Sunday, November 08, 2009

Sancayo, el creyente no creyente

There are in nature neither rewards nor punishments, there are consequences: Robert G. Ingersoll (1833-1899)

Sancayo Pérez es creyente del dualismo. A veces se consuela con un dios. Otras acude a muchos por causa del desconsuelo. Dice que el bien y el mal son relativos. Está convencidísimo de que la lucha del bien y el mal son embelecos morales y de que el alma y la materia no tienen autores. Son objetos infinitos. Por aquello de que existo y ergo sum, coincide con Darwin. El mundo es sólo la evolución de la materia.

Está cansado de que el alma no cambie. Su abuelo Ergo Sum le dijo que el Alma existe, cautiva en la materia y sufriente. Y en ésto, Sancayito es que desespera porque el sufrimiento no le parece una ilusión y lo es. Algo le dice que el Alma no pertenece al mundo material. Claro, es un dualista radical. Y, sin embargo, no quiere que el mundo exista. El ha pensado hasta en la moralidad del suicidio.

¡Pobre Sancayito! No debió irse a las Himalayas a estudiar en aquella escuela no teísta de los filosofastros pre-brahamánicos. Ahora se siente un mono, esperando que la materia se procese, a paso de tortuga, con la evolución, la disolución y la inactividad. Sí. Como todo pedante, como su abuelo Ergo Sum, él adjudica a la materia la producción de intelecto, individualidad, sentidos, carácter moral, la voluntad y hasta transmigración. Es, al fin y al cabo, un ser viviente. Un espejo, con su elemento vitalizador, y por más que le dicen que es una entidad infinita y sin pasión, distinta a cualquier otra y que antes de la muerte, puede liberarse, anirvanarse, él sufre.

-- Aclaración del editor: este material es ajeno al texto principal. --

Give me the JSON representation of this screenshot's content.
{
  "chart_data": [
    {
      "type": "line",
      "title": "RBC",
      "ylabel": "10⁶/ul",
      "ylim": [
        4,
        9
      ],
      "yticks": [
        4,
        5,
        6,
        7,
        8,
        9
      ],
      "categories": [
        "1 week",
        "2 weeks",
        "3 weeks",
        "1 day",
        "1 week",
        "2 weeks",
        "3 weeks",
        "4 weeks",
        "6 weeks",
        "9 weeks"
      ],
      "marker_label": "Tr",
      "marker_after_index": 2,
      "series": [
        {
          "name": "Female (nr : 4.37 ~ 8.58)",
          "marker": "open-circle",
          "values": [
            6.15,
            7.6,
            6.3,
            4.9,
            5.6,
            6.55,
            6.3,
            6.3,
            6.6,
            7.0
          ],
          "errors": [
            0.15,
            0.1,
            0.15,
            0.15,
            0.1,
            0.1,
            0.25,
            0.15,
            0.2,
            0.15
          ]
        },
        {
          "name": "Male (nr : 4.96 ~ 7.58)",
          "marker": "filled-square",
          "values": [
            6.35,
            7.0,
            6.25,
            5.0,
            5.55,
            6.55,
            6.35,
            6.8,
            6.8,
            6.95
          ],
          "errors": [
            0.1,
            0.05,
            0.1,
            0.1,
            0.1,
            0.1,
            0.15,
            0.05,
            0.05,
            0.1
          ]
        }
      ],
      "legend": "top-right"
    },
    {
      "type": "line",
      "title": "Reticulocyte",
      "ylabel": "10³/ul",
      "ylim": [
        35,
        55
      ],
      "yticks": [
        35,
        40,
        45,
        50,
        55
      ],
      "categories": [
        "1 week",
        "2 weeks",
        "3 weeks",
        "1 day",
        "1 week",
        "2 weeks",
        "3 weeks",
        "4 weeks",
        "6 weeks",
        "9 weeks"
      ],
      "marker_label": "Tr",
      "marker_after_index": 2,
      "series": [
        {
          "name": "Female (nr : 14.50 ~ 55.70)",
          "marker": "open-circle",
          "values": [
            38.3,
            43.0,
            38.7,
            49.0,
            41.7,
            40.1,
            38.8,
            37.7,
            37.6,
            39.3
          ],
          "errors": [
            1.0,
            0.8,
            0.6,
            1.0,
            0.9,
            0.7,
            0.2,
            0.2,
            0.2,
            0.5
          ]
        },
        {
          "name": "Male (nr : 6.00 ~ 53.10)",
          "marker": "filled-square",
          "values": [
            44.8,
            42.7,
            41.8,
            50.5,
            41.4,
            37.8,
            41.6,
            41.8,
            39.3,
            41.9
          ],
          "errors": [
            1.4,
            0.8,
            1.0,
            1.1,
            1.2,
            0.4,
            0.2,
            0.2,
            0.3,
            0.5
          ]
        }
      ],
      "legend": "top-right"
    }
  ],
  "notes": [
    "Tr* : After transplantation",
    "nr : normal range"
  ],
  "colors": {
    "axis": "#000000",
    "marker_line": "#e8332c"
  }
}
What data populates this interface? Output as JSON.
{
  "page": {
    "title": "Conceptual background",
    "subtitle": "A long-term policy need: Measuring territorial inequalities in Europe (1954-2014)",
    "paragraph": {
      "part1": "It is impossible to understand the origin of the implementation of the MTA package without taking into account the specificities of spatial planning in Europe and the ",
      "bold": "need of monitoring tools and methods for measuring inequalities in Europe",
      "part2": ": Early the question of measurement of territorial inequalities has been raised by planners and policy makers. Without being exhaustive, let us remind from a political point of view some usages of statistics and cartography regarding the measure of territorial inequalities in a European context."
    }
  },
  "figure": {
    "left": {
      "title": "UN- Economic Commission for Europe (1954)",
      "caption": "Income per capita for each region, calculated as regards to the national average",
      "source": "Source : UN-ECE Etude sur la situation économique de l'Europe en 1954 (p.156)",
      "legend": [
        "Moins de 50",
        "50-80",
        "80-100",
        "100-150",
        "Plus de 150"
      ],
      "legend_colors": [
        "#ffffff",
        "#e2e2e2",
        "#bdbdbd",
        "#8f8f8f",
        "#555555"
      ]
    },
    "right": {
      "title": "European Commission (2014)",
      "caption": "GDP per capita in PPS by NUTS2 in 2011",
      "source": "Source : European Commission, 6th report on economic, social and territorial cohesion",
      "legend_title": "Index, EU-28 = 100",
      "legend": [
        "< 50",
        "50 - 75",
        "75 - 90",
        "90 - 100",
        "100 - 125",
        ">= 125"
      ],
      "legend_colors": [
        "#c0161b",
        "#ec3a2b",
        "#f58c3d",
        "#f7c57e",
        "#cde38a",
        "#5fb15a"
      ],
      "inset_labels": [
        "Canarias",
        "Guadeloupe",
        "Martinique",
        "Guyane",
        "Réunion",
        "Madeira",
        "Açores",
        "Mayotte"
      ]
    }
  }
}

Antes de suicidarse, Sancayito imploró a tantos miles de dioses por algún tipo de salvación. El, quien no fue teísta, pidió cacao de los dioses populares. Lo que pidió fue tan modesto, «que si hay vida después de la muerte, se le exima de la amenaza de algún renacimiento».

El es moral, en la medida que puede, pero en las Himalayas, con el consejo de los sabios que eternizaron los principios del Purusha y la Prakriti, lo convencieron de que aún haciendo buenas obras sólo se genera un orden inferior de felicidad. No hay sacrificio eficaz. Ni hay ética ni ceremonias que salven en rigor, transformándolo en infinito feliz y ésto es lo que lo convenció de que mejor es colgarse de un árbol de mangó con la soga al cuello, misma que su abuelito, el octogenario Ergo Sum Pérez utiliza para atar los cabros en su finca del barrio Mirabales del Pepino.